Stocks in Asia were mixed Tuesday with investors weighing Chinese measures to support the economy and the prospect for faster Federal Reserve policy tightening to fight inflation.
Equities were higher in Japan and South Korea, while Hong Kong declined and China wavered as investors assessed measures to tackle headwinds in the economy from Covid-led lockdowns. U.S. futures gained after stocks ended little changed in thin trading Monday.
Treasuries yields dipped after the long end declined Monday. St. Louis Fed President James Bullard said that rate increases of 75 basis points — while not the base case — shouldn’t be ruled out as the central bank needs to move quickly to combat inflation. Australian bond yields jumped.
The dollar held an advance. The yen is in the midst of the longest losing streak in at least half a century. Oil gave back some of its overnight gains.
Treasury yields are around the highest in more than three years as investors debate whether inflation is peaking. A jump in energy costs highlighted price concerns, as U.S. natural gas prices surged to the highest intraday level in more than 13 years.

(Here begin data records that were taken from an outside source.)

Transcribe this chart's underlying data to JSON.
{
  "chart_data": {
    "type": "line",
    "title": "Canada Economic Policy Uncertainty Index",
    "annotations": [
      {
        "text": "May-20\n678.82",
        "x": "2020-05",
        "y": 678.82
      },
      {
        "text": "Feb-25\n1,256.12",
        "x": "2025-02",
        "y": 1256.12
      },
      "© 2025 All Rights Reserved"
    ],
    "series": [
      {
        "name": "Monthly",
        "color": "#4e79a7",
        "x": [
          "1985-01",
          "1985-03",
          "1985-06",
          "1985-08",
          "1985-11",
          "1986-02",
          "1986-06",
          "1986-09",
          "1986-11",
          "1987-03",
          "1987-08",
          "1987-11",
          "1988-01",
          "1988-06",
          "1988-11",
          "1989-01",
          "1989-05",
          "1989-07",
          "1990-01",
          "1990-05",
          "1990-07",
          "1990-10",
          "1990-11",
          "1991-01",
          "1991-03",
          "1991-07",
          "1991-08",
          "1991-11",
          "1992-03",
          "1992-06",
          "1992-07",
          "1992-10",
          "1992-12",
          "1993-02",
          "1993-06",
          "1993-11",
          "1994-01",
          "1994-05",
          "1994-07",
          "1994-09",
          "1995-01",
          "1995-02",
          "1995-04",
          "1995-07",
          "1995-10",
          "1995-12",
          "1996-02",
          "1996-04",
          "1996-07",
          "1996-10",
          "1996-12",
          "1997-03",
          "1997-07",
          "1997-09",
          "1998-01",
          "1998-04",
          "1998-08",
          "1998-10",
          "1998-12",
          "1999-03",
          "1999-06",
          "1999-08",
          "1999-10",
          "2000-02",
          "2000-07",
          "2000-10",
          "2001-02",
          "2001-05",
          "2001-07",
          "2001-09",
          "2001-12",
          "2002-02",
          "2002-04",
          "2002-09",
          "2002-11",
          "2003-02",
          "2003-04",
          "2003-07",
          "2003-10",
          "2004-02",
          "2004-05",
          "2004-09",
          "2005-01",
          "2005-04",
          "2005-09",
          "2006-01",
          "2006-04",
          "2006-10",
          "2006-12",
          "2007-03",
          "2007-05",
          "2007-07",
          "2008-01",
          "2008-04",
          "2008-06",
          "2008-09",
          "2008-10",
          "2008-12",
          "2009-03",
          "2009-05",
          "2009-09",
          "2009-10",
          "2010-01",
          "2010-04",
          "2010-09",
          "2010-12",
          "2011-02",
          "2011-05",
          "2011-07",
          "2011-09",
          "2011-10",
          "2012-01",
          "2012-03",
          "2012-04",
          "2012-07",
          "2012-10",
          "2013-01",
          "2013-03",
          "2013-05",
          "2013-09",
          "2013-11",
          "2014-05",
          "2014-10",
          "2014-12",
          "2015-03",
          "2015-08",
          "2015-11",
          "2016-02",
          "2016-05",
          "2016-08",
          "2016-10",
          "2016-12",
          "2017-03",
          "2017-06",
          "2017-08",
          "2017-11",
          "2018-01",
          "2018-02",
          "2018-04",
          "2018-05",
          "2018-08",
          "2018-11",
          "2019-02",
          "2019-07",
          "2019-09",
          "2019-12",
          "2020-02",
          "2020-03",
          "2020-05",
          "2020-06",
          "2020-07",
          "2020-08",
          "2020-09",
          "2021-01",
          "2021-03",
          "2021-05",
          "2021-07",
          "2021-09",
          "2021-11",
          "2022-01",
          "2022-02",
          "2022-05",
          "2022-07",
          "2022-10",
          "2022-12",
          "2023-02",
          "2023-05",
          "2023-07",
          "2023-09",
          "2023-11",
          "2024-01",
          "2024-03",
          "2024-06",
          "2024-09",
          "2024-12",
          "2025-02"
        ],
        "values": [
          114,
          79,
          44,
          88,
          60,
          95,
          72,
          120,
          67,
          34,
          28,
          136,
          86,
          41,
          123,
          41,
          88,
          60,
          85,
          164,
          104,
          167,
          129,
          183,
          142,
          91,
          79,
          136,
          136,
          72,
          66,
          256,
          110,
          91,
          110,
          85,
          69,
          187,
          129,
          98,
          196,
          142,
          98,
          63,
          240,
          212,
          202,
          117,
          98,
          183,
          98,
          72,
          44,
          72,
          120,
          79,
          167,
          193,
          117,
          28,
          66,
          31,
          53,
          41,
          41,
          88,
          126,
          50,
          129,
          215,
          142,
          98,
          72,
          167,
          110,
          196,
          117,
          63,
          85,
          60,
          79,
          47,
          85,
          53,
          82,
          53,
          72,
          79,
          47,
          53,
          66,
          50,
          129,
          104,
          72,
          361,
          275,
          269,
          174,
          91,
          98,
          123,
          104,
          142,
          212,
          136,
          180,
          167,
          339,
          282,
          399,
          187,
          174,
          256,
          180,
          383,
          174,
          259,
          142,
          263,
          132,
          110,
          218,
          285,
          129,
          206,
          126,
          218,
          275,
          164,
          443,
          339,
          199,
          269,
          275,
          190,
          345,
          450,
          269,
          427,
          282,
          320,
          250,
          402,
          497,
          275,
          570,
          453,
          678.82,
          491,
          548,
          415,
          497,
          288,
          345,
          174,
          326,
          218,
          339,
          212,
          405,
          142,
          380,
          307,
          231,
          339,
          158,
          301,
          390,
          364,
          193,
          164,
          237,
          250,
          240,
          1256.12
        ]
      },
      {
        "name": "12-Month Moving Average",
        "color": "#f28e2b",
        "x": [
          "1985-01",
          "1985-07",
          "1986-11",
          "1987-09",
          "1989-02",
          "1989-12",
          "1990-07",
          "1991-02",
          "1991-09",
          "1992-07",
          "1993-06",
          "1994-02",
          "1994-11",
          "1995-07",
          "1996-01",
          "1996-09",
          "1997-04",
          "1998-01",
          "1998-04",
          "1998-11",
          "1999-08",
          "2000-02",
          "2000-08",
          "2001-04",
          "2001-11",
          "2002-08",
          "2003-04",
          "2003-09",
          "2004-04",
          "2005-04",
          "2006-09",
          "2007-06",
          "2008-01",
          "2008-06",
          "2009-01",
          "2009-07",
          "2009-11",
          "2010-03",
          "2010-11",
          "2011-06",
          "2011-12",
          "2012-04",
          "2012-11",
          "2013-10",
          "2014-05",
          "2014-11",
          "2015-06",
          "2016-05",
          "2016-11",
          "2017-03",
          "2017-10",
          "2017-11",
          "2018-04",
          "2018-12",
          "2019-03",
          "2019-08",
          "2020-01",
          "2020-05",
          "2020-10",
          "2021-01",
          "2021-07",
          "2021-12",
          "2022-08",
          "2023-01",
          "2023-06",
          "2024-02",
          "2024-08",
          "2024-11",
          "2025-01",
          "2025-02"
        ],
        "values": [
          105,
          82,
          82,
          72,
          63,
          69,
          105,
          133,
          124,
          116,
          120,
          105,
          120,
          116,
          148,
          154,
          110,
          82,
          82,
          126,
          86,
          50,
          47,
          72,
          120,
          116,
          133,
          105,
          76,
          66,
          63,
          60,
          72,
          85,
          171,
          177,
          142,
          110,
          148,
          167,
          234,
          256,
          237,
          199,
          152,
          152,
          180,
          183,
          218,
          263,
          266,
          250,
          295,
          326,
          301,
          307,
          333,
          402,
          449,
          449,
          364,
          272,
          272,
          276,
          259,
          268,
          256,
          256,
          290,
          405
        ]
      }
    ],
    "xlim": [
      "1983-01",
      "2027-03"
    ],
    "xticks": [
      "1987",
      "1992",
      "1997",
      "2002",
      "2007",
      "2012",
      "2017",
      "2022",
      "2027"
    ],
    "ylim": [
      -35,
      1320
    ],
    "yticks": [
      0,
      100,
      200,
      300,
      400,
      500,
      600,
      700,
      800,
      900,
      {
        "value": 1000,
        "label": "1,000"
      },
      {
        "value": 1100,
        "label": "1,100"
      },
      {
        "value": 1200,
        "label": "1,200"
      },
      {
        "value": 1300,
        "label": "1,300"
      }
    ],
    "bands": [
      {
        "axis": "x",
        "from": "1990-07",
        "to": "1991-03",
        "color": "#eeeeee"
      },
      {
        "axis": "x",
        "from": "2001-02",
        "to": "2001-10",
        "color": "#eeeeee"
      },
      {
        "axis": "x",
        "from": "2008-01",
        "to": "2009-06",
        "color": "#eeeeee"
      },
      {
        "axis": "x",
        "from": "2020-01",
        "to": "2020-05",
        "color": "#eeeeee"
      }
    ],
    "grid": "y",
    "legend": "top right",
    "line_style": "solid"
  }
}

Disruptions to supply chains from China’s lockdowns and to commodity flows from the war are keeping upward pressures on prices at a time when global growth is tipped to slow. The World Bank cut its forecast for global economic expansion this year on Russia’s invasion of Ukraine.
“Yield spikes have often spelled trouble for stocks, but we believe the past is an imperfect guide in a world shaped by supply shocks,” BlackRock Investment Institute strategists led by Wei Li, global chief investment strategist, said in a note. “We see central banks normalizing quickly – but not slamming the brakes on the economy. This should keep real yields low and underpin equity valuations.”
In China, markets are also awaiting the release of loan prime rates on Wednesday after the People’s Bank of China reduced the reserve requirement ratio for most banks Friday but refrained from cutting interest rates.
“The unwillingness to loosen monetary policy further before Covid is under control means that market sentiment will probably remain bleak in coming weeks,” the Gavekal Dragonomics team wrote in a note Monday. “However, equities will rally even harder if lockdowns lift and policymakers start to make up for lost growth with additional easing measures.”
Meanwhile, Ukrainian President Volodymyr Zelenskiy said Monday that Russian forces had begun the campaign to conquer the Donbas region in Ukraine’s east as Moscow continues moving troops and material into that part of the country.